|Title||Collective ground states in small lattices of coupled quantum dots|
|Publication Type||Journal Article|
|Year of Publication||2020|
|Authors||DD. Vu, and S. Das Sarma|
|Journal||Phys. Rev. Res.|
Motivated by recent developments on the fabrication and control of semiconductor-based quantum dots, we theoretically study a finite system of tunnel-coupled quantum dots with the electrons interacting through the long-range Coulomb interaction. When the interelectron separation is large and the quantum dot confinement potential is weak, the system behaves as an effective Wigner crystal with a period determined by the electron average density with considerable electron hopping throughout the system. For stronger periodic confinement potentials, however, the system makes a crossover to a Mott-type ground state where the electrons are completely localized at the individual dots with little interdot tunneling. In between these two phases, the system is essentially a strongly correlated electron liquid with intersite electron hopping constrained by strong Coulomb interaction.

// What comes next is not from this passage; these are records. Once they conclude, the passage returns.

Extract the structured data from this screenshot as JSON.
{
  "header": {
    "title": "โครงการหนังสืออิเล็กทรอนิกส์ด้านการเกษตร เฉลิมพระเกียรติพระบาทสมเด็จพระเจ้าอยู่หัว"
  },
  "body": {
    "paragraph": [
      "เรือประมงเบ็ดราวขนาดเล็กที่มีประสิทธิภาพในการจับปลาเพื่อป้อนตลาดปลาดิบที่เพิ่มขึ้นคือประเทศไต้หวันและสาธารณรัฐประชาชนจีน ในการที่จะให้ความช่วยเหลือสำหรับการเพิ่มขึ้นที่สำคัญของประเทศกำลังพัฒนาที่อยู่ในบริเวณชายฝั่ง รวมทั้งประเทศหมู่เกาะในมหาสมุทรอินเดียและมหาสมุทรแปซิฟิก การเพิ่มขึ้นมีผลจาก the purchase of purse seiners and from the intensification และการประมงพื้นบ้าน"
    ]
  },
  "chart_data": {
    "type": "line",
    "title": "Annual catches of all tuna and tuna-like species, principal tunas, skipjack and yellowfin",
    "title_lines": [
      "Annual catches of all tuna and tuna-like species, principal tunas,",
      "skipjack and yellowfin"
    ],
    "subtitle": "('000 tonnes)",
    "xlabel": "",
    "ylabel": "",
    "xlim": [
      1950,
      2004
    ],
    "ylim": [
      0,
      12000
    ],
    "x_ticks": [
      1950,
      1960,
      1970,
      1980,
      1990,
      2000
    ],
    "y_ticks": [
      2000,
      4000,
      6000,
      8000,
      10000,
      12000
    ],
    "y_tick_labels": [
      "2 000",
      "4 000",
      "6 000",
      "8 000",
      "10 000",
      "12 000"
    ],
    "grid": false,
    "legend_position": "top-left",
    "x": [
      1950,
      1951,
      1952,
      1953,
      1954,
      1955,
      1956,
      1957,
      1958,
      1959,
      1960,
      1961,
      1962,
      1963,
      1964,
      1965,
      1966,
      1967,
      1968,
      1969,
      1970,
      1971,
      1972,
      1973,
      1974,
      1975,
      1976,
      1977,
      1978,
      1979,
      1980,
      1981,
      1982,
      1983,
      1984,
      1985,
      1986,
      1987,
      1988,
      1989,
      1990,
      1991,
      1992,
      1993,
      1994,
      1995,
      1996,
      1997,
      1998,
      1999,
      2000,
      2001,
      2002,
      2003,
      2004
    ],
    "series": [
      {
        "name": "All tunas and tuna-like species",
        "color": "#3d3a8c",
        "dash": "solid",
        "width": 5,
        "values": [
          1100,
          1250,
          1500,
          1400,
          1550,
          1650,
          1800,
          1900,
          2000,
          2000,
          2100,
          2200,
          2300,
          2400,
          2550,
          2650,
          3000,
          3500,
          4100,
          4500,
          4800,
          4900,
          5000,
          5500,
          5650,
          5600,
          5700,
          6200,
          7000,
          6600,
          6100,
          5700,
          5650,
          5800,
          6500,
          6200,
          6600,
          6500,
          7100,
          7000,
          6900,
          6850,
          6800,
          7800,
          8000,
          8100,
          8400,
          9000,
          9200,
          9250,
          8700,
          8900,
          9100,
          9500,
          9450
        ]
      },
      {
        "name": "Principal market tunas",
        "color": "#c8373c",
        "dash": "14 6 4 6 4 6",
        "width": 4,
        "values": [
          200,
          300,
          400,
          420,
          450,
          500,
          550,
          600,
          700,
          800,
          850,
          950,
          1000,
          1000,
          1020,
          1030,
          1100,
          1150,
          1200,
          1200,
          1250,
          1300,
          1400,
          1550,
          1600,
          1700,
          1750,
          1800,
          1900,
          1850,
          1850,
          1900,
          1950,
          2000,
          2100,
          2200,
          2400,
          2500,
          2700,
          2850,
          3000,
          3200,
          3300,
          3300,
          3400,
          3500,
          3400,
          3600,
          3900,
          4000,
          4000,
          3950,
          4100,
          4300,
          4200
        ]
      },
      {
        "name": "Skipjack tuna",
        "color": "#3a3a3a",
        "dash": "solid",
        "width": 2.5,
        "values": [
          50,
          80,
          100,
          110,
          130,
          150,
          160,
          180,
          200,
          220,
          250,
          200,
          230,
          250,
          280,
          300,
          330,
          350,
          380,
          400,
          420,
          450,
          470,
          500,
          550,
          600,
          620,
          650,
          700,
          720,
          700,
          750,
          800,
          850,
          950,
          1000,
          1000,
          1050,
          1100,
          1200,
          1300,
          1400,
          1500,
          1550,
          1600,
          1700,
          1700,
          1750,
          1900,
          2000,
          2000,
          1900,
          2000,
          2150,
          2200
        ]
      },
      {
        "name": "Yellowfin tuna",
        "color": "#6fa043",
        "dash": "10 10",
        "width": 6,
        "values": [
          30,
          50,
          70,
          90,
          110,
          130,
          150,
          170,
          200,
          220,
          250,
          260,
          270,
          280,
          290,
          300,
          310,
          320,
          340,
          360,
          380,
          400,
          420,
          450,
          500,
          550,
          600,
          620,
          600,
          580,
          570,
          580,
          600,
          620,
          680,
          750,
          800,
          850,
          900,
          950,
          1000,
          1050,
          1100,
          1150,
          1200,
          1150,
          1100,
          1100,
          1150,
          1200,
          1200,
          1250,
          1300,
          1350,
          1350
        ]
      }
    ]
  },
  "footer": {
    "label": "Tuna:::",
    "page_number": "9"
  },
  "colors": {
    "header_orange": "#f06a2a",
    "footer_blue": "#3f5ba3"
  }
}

We characterize this Wigner-Mott-liquid quantum crossover with detailed numerical finite-size diagonalization calculations of the coupled interacting quantum dot system, showing that these phases can be smoothly connected by tuning the system parameters. Experimental feasibility of observing such a hopping-tuned Wigner-Mott-liquid crossover in currently available semiconductor quantum dots is discussed. In particular, we connect our theoretical results to recent quantum-dot-based quantum emulation experiments where a collective Coulomb blockade was demonstrated. We discuss realistic disorder effects on our theoretical findings. One conclusion of our work is that experiments must explore lower density quantum dot arrays in order to clearly observe the Wigner phase although the Mott-liquid crossover phenomenon should already manifest itself in the currently available quantum dot arrays. We also suggest a direct experimental electron density probe, such as atomic force microscopy or scanning tunneling microscopy, for a clear observation of the effective Wigner crystal phase.